The first implementation was too slow for large datasets. To fix this, I:
- Vectorized heavy operations
- Profiled performance hotspots
- Removed Python loops and rewrote them using NumPy logic
This reduced training time, locally, from infinite to minutes.
Once the data was finally clean, the results were still bad. That's when I realized I could no longer treat the model as a "black box", I had to understand what was actually happening under the hood.
I used the excellent benfred/implicit library, specifically the Alternating Least Squares (ALS) implementation. The first version "worked" but I didn't understand why it worked or why it wasn't working well on my real data.
To fix that, I had to learn:
- How ALS factorization actually works
- Why implicit feedback requires confidence weights
- The role of matrix multiplication
- What each hyperparameter actually does and their trade-offs
- How to run systematic parameter searches
If I need to single out one paper that helped me the most with the general understanding it's: Collaborative Filtering for Implicit Feedback Datasets.
This shifted the model from a "black box" to something I could reason about.
Fetching the entire dataset for every train was inefficient. I redesigned the process to:
- Keep the previous year of training data inside Azure blob storage
- Fetch only the last 24 hours of new interactions
This drastically reduced:
- Database load
- Production server load
- Training time
I originally picked Azure because of my .NET background, but I quickly realized it wasn't the right fit. Even though CPU training wasn't that slow on my local machine, Azure CPU runs were extremely slow, mostly because I was using the cheaper App Service tier, while everything faster was unreasonably expensive. Instead of scaling up on Azure, I migrated to Google Cloud with GPU support, where:
- Training went from multi-hour → 2 minutes
- GPU instances were much more affordable
- The environment felt easier to work with
Azure now only handles the daily scheduling, while all heavy lifting happens on GCP.
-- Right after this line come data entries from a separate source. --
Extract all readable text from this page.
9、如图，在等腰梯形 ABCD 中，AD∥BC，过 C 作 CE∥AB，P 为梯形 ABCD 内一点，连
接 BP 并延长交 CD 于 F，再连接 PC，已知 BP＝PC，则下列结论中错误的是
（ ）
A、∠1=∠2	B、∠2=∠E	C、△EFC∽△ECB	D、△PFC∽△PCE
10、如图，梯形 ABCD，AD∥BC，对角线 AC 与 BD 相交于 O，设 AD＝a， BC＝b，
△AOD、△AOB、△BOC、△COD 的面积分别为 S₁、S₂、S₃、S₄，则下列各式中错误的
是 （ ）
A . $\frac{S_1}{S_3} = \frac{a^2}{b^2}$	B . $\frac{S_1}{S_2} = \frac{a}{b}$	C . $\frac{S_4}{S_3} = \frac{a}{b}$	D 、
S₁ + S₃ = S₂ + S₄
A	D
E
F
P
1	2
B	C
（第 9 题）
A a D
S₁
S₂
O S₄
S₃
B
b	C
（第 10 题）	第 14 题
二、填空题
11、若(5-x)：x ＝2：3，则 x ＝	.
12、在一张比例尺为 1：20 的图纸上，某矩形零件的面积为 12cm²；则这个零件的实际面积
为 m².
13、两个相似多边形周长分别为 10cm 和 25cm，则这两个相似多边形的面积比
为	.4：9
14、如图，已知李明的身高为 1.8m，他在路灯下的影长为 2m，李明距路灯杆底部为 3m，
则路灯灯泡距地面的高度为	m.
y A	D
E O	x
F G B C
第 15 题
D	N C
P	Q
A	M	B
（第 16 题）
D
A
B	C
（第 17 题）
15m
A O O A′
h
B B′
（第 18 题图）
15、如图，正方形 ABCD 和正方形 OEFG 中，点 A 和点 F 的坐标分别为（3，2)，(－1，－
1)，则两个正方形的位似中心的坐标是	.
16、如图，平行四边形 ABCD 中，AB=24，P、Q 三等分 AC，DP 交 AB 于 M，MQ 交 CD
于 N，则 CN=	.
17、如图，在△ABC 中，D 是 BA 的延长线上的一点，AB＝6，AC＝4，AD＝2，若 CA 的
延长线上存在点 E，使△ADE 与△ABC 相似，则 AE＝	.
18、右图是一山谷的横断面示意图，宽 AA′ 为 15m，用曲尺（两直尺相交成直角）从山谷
Originally everything was stored in in-memory hash maps, not scalable. I moved to Redis, and the production recommendation flow became:
API → userId → Redis → Top 20 recommendations → API
A real-time updating model was unrealistic after analyzing:
- Compute cost
- Complexity
- Required freshness
Switched to offline training with scheduled model updates, simpler and more reliable.
Even with low loss, results looked off. Digging deeper uncovered:
- Thousands of bot interactions (Google/Facebook crawlers)
- Internal admin activity polluting the dataset
Cleaning this noise improved results more than any hyperparameter tweak.
To make the pipeline more reliable, I added a simple global error-handling layer using Python and Flask.
- All unhandled errors are caught by a global Flask error handler.
- The handler formats the exception and stack trace and sends it directly to my email.
- This lets me immediately know when the training or serving pipeline fails.
I also added a small reporting script so that after each daily training run:
- the training summary (metrics, counts, durations, etc.) is automatically sent by email to the business owner.
This way both errors and daily results are delivered without needing to check logs or dashboards.